The theory was simple – companies would do well to set up in Terrace.

It was already the  service and supply centre for the northwest as well as being in the geographic centre of the region.

South was the Alcan (now Rio Tinto Alcan) smelter, west were the port facilities at Prince Rupert and north was promising mining territory.

The first years were spent in negotiations with the NDP government of the day as the city angled for a way to acquire the land at virtually no charge.

The provincial government, however,  insisted on a sizeable amount just to turn over the land.

In 1997, frustrated city councillor David D. Hull provided his opinion of the position:

“It’s 2,000 acres of gravel and scrubby little trees and they’ve going on about timber value,” he said of the provincial response.

“You’d think it was the Carmanah the way they’re holding onto the bloody thing.”

Even the defeat of the NDP by the provincial Liberals, considered more business friendly, did little to change the situation at first.

But by 2004, Talstra was able to report an improved position, suggesting that deal was possible by 2005.

Things may have been helped by the failure of the province’s own real estate arm to sell property on what it called Midway Plateau.

Talstra’s prediction came true – in the fall of 2005, he announced the framework of a deal had been reached with the province.

A free Crown grant for some of the land would be provided and a larger amount, more than 2,500 acres, would be made available under option to the city whereby it could buy portions when and as needed.

The idea was that the city would line up property deals with a company and then purchase the land in question from the province in order to complete the deal with the company.

“It all ties together and bodes really well,” said Talstra in noting the proximity of the lands to CN tracks, electrical  power and roads. A Pacific Northern Gas natural gas pipeline runs right through the property.

Although not suitable for heavy industry because of the airport next door, Talstra felt it would be an ideal location for light industry and for companies looking for cheap, flat and serviceable land relatively close to the Port of Prince Rupert.

During one of his annual state of the city addresses to the chamber of commerce around the time, Talstra asked the audience to consider the impact of having a rail spur to the property connecting it to the CN main line.

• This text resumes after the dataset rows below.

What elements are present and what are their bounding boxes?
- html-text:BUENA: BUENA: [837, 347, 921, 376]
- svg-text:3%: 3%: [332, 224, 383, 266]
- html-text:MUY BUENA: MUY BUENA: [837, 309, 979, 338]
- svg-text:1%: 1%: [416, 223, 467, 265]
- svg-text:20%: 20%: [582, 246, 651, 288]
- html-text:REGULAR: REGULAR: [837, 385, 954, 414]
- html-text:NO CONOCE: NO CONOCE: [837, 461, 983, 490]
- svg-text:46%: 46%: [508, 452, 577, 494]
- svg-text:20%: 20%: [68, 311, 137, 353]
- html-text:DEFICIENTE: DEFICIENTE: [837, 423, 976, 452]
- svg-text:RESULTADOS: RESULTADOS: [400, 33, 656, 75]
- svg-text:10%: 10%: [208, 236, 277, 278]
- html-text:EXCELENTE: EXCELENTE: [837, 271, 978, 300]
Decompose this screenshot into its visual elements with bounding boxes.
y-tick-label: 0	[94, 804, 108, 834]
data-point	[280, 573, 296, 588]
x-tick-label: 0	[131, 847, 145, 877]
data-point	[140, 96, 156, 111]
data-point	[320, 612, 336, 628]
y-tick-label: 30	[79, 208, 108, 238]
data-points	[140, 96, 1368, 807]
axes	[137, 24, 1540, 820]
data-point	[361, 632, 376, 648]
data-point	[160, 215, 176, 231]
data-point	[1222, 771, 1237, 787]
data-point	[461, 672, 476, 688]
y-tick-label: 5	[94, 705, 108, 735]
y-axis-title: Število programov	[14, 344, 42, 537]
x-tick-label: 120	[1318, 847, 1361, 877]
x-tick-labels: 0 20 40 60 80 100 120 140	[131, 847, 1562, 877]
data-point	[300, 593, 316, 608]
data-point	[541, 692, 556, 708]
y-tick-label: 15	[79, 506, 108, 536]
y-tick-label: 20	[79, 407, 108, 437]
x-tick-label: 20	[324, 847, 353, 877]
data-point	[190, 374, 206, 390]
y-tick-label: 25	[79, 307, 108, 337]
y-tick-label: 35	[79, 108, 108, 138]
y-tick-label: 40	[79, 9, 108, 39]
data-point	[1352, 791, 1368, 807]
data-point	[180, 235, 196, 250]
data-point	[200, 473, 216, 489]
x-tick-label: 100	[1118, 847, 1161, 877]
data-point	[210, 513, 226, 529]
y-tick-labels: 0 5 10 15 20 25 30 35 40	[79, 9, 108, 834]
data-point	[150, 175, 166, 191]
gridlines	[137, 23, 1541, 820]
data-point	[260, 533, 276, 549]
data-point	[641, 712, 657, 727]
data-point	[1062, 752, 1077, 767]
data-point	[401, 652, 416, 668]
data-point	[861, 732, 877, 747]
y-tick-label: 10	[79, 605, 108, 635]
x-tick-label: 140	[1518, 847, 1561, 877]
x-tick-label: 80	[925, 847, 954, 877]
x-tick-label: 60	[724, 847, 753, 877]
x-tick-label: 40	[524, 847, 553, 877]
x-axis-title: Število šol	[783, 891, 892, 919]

The free Crown grant land, mostly on either end of the main runway, has since been turned over to the non-profit airport authority.

While the city now had a clear deal to market industrial land, it lacked the money for such basic necessities such as a road leading off of Hwy37 to the site not to mention services such as power and water.

It did land one potential client in 2009 when, amid a flurry of interest from companies interested in converting northwest forests into various types of bio-fuel, a Calgary bio-energy company signed a memorandum of understanding that might have lead to a property purchase deal.

That memorandum expired and was never renewed.

The access problem was answered in 2009 when the federal and provincial governments each promised the city $668,000, provided it came up with $668,000 of its own.

The vast majority of the money has since been spent constructing a turnoff from Hwy37 and access road to the planned industrial park.

City administrator Heather Avison says the city has to spend $28,000 more to take full advantage of the federal-provincial matching program, which runs out next year.

“All monies to date have gone to the intersection project. Some monies are still required for completion reports, etc. and the remainder will be spent on road subgrade construction,” she adds. In 2011, the city dipped into its bank account and bought 88 acres outright from the province and it is 10 acres of this piece that it has now sold to Global Dewatering.

Last year, the city was on the verge of another industrial park deal, this time to Chinese-owned YaoRun Wood. But it decided at the last minute to lease another city-owned property, the former Skeena Cellulose log yard on Keith Ave., as a spot to gather logs for export.